- A minha crónica na Ler, dedicada a Rafael Marques, autor de "Diamantes de Sangue", livro que tanto irritou um grupo de generais angolanos.
No coração do Inimigo
Quando o conheci, no início dos anos noventa, em Luanda, ele era um rapaz tímido, que acabava de descobrir o teatro e a poesia. Lembro-me de o ver na primeira fila do Teatro Elinga, para assistir a uma encenação do Equus, do Peter Shaffer, da responsabilidade de Maria João Gonot – hoje, Maria João Moises Ronildo Ganga Apareceu tantas vezes para ver a peça, e sempre tão concentrado, demonstrando um tal interesse, que a Maria João acabou por o abordar. Foi ela, creio, quem nos apresentou. Três ou quatro anos mais tarde voltei a encontrá-lo,em Portugal, como ator do Elinga. Sei disso porque comecei a escrever um diário em 1995, e dei com o nome dele numa entrada, a 13 de Junho: “Fui almoçar com o Rafael Marques, jovem jornalista e ator angolano que estará esta noite, na Malaposta, com o grupo Elinga. Escutar alguém como ele, tão jovem, falar de Angola, a Angola real, com tanta coragem, e com tanta verdade, causa-me ao mesmo tempo admiração e desgosto”.
A 26 de Junho de 1998 almocei no restaurante da Piscina de Alvalade, em Luanda, com o jornalista da Lusa, Eduardo Lobão. Em Angola viviam-se tempos de ansiedade: “Fui entrevistado, de manhã, pelo Sena Santos, para a Antena Um. Falei sobre a situação tensa que se vive aqui em Luanda – estamos todos à espera da guerra”, escrevi no meu diario. Lobão contou-me que estivera no dia anterior no Andulo, pequena cidade do interior, controlada pela guerrilha. Um sujeito branco, responsável pela manutenção da pista, contou-lhe que, três dias antes, um OVNI, com quatrocentos metros de diâmetro, flutuara por ali durante breves instantes. Lobão estava cansado. Queria regressar a Portugal. Ainda antes de terminarmos o almoço apareceu Rafael Marques na companhia de duas jovens norte-americanas. Ofereceu-me um livro de poesia que acabara de publicar. O título agradou-me: “No Coração do Inimigo“.

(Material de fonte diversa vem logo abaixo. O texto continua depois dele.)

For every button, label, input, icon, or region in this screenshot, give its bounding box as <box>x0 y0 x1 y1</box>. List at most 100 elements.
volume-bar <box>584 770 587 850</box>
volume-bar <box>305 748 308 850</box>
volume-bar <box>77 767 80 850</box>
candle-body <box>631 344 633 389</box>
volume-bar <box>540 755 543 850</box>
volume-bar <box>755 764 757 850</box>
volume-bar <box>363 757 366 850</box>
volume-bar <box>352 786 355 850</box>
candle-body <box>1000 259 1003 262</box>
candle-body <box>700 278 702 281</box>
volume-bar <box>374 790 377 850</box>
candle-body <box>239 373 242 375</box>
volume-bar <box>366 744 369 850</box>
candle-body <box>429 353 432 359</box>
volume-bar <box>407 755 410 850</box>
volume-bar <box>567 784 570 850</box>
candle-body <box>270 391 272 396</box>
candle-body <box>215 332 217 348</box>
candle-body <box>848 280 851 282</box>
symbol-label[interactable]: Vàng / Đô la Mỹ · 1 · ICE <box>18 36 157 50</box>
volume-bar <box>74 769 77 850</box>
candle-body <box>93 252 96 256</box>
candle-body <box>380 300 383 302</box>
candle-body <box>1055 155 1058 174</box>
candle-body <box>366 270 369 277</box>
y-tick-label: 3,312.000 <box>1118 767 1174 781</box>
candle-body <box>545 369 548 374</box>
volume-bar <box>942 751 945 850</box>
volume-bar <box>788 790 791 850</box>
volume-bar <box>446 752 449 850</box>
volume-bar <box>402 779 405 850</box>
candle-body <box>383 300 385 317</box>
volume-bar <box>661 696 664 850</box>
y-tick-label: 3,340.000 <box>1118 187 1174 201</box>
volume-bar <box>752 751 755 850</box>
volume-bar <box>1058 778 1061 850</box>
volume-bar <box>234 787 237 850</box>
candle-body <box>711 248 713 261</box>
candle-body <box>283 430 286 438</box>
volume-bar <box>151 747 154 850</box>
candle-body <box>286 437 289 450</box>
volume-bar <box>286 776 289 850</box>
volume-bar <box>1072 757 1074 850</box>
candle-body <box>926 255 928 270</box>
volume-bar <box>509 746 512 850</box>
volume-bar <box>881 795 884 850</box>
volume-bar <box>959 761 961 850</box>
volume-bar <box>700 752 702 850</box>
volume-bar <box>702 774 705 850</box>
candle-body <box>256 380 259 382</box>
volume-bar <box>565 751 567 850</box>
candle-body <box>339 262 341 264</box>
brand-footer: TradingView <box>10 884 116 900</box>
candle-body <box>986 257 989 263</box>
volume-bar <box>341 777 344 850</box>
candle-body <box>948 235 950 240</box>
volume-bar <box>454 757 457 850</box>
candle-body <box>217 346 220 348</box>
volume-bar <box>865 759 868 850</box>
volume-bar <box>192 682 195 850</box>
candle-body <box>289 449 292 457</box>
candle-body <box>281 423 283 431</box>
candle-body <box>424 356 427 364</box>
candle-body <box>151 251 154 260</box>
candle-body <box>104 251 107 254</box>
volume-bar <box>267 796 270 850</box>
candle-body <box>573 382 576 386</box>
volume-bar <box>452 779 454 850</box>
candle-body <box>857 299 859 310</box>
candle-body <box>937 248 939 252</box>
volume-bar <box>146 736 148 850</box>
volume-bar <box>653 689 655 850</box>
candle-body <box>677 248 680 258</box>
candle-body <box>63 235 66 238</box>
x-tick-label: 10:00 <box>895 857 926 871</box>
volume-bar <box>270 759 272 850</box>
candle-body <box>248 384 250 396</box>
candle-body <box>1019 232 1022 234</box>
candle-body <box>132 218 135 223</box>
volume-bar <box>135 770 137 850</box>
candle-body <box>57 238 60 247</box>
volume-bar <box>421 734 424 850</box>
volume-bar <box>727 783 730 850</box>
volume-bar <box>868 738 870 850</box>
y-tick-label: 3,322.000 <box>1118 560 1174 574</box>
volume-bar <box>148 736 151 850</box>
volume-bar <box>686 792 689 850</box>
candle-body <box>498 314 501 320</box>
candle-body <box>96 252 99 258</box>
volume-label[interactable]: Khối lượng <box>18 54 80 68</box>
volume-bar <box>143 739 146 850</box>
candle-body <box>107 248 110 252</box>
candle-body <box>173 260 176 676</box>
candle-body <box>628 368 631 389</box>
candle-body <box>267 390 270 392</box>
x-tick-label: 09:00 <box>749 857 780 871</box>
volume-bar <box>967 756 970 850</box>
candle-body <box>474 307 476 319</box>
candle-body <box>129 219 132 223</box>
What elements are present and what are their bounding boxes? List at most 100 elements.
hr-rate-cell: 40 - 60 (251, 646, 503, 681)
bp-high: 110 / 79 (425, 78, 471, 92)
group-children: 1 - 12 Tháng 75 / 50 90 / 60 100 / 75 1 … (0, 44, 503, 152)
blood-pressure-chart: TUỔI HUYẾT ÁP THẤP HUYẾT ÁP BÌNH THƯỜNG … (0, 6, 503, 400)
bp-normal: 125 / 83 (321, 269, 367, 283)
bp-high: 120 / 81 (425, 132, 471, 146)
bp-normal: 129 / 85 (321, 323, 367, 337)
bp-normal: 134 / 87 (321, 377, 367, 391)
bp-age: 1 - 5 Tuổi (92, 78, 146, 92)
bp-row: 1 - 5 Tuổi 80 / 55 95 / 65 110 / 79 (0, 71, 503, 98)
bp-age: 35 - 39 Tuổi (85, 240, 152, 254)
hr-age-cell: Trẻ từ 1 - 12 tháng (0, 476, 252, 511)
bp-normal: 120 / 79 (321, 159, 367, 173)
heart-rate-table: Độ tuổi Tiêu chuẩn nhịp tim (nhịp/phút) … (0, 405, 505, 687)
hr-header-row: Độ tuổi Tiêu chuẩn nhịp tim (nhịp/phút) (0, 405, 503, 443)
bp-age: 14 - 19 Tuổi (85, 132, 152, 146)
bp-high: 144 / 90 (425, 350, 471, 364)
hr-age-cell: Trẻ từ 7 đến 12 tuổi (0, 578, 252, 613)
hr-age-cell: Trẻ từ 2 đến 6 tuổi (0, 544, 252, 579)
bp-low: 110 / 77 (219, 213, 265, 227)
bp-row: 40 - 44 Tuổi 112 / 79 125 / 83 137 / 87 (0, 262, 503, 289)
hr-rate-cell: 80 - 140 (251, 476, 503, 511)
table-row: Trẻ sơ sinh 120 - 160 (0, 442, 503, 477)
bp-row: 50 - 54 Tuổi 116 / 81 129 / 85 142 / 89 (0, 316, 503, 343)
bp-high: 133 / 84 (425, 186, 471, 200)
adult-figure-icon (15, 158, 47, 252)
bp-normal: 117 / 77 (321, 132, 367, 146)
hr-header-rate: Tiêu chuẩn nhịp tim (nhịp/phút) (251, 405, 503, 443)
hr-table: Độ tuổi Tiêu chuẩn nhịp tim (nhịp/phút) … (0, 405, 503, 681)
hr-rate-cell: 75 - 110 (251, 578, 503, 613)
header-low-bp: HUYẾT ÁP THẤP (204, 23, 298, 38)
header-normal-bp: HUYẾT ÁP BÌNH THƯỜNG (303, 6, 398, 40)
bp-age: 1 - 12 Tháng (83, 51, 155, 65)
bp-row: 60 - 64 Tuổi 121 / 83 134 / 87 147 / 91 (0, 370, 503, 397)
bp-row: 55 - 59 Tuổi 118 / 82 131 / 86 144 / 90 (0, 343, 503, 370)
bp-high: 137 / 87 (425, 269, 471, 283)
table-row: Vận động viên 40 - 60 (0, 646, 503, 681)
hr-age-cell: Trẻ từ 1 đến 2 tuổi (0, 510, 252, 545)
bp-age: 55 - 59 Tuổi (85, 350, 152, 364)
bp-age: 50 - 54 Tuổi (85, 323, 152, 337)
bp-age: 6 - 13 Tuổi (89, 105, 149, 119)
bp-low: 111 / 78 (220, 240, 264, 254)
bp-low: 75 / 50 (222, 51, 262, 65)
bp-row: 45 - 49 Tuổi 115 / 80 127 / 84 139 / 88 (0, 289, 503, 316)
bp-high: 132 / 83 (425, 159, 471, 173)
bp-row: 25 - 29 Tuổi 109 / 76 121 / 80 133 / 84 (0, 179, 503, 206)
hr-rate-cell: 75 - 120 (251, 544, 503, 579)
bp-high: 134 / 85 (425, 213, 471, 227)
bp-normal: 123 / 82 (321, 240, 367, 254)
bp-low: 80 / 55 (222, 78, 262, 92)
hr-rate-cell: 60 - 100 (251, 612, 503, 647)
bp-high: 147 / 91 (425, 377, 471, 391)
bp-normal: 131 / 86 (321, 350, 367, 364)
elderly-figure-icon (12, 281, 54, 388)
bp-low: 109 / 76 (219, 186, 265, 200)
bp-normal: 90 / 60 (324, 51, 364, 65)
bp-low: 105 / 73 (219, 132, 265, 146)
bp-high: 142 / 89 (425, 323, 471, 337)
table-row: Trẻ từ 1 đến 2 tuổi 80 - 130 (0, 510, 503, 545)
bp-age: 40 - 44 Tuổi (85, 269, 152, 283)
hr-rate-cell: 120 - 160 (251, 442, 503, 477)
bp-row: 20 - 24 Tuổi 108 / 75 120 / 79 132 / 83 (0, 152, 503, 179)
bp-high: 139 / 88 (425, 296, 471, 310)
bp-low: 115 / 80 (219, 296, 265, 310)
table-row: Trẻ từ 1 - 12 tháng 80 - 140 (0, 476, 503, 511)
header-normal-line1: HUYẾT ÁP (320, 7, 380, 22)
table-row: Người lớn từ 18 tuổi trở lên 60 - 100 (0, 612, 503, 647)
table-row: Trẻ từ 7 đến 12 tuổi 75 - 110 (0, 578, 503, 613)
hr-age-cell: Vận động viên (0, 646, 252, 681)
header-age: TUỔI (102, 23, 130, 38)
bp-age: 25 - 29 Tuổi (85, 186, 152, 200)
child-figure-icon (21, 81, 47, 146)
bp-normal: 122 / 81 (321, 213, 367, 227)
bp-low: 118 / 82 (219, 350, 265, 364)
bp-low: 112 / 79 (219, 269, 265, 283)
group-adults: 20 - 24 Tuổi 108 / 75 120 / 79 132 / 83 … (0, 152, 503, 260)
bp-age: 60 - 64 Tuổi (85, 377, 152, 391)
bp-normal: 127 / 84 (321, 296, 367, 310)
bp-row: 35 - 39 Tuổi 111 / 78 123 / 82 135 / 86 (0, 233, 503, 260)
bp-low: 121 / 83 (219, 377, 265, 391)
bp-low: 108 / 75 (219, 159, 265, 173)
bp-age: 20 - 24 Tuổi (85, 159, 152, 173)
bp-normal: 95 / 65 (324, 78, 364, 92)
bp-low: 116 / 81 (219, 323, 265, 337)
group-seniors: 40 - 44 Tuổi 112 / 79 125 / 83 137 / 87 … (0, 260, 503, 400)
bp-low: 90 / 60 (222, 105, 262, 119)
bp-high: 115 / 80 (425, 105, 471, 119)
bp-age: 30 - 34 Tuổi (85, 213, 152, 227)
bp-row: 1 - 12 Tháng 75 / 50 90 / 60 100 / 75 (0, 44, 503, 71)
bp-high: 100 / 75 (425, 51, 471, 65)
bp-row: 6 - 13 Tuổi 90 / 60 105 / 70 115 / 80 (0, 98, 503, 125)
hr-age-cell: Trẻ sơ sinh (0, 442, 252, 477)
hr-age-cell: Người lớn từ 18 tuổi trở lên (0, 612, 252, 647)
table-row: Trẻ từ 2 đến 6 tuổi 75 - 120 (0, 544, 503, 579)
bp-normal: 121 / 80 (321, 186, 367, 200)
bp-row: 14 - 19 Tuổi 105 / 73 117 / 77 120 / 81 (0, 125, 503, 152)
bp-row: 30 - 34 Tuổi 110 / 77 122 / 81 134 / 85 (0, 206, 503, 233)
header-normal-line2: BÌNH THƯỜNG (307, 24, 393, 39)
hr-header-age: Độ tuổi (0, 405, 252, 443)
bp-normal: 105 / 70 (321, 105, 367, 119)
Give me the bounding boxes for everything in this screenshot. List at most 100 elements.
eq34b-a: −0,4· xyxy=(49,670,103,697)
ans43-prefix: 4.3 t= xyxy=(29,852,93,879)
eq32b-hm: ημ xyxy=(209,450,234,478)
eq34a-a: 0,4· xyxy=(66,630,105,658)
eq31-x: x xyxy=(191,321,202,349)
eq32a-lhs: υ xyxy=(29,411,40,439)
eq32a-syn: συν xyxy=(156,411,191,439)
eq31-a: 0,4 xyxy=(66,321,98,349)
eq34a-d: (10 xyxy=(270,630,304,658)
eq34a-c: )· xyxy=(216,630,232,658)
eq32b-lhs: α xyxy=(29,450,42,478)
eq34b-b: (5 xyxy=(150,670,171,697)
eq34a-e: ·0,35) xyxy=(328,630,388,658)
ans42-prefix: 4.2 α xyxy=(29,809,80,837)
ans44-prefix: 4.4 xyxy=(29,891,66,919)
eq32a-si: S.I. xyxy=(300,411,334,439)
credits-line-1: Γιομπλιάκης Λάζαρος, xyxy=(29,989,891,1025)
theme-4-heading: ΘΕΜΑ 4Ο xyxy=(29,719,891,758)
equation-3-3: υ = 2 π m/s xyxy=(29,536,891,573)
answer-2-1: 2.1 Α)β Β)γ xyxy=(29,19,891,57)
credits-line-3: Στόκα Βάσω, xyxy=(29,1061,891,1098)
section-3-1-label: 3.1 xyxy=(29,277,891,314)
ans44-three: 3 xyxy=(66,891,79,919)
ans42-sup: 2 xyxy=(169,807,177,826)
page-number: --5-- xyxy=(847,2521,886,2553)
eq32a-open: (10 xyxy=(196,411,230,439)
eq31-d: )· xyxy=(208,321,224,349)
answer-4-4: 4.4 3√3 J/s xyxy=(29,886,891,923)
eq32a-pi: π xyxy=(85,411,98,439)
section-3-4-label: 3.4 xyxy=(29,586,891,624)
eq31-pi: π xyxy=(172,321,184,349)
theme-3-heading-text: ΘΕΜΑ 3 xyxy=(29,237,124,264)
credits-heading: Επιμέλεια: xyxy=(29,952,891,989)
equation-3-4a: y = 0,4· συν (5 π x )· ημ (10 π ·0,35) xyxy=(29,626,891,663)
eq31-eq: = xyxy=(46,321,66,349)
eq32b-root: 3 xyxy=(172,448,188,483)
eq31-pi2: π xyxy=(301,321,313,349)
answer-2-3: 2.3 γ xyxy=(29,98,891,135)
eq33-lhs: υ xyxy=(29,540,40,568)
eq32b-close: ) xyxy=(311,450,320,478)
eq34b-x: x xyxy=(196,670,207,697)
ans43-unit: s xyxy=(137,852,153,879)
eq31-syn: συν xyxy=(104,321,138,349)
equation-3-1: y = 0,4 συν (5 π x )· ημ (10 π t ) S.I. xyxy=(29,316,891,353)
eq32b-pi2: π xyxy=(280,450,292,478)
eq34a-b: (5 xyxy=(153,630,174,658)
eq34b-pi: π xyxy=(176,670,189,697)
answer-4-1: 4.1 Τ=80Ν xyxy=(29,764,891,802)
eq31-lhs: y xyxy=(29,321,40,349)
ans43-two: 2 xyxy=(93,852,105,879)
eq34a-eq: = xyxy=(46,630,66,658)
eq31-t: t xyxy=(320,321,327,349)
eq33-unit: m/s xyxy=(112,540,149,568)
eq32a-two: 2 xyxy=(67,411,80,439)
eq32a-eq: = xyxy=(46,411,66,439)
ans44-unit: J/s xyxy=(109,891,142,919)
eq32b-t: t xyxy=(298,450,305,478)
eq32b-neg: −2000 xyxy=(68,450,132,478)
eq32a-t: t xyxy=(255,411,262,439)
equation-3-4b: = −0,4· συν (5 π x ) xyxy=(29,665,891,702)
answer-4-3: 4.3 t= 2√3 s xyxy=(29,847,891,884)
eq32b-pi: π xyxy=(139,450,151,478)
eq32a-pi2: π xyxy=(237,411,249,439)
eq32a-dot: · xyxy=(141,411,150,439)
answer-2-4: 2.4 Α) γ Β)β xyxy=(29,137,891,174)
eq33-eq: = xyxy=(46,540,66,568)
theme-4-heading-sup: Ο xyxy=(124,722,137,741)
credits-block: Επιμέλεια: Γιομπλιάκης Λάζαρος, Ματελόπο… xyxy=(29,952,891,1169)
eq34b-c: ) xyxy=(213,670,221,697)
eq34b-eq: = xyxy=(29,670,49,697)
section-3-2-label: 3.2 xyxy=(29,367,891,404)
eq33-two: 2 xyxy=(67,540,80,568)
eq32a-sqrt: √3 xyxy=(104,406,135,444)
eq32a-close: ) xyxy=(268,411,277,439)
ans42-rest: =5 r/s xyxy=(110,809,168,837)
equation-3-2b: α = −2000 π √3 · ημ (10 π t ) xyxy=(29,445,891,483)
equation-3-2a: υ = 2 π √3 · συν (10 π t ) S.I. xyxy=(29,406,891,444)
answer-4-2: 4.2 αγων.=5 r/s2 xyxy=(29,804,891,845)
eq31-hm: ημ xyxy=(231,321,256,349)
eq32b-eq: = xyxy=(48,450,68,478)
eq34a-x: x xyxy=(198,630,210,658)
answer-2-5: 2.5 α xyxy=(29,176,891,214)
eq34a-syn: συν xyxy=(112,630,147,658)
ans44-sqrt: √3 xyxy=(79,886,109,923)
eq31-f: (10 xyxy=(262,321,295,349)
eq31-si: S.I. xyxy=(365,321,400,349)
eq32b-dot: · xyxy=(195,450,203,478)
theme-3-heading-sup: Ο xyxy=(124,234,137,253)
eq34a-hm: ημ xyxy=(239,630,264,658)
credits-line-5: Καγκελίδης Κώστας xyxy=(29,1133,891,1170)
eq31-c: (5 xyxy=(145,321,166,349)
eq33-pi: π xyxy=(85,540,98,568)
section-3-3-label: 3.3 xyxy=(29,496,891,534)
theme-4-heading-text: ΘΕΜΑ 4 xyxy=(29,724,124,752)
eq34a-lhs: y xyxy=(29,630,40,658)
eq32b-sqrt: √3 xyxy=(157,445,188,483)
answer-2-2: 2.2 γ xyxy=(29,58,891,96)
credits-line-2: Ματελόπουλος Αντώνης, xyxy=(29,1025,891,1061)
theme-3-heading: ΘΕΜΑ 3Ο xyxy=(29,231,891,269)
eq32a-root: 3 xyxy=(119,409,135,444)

Nessa mesma noite o mundo foi informado da morte, num misterioso acidente aéreo, na Costa o Marfim, de Alioune Blondin Beye, representante especial do Secretário Geral das Nações Unidas para Angola. O súbito desaparecimento do principal mediador do processo de paz, um homem exuberante, independente e muito respeitado, não podia deixar de ser entendido como uma coincidência terrível e funesta. Efectivamente, a guerra recomeçaria, meses depois, prolongando-se até à morte de Jonas Savimbi, a 22 de Fevereiro de 2002.
Rafael Marques permaneceu no coração do inimigo. Ao longo dos anos foi ganhando prestígio como jornalista e pesquisador, recolhendo, analisando e divulgando informações sobre corrupção e atentados aos direitos humanos em Angola. Enfrentou, durante todo esse tempo, o ódio do regime de José Eduardo dos Santos. Tem sido insultado e ameaçado em artigos publicados na imprensa angolana. Esteve preso. Foi impedido de viajar e sequestrado por militares e agentes da polícia política. Em determinada ocasião, viajando pelo norte de Angola, enquanto recolhia informação sobre a violência praticada contra garimpeiros ilegais por empresas privadas de segurança, escapou por um triz de um atentado.
O ano passado publicou com a chancela da Tinta da China, “Diamantes de Sangue – Tortura e Corrupção em Angola”. Enquanto escrevo esta crónica, a diretora da Tinta da China, Bárbara Bulhosa, aguarda ser chamada ao Departamento de Investigação e Acção Penal (DIAP), para ser ouvida como arguida num processo-crime aberto em Portugal por generais angolanos visados no livro. Trata-se de um daqueles exercícios de hipocrísia, brutal e arrogante, que nos humilham a todos – cidadãos livres do mundo. Mas, sobretudo, é um gesto que deveria envergonhar os portugueses.
Uma noite, em Luanda, um diplomata português disse a Rafael Marques, em tom de ameaça, que tinha dúvidas de que ele viesse a festejar os quarenta anos. Rafael está agora com 42. Espero que viva o tempo suficiente para ver a democracia triunfar em Angola. Espero que viva o tempo suficiente para ver a cobardia e o cinismo derrotados em Portugal.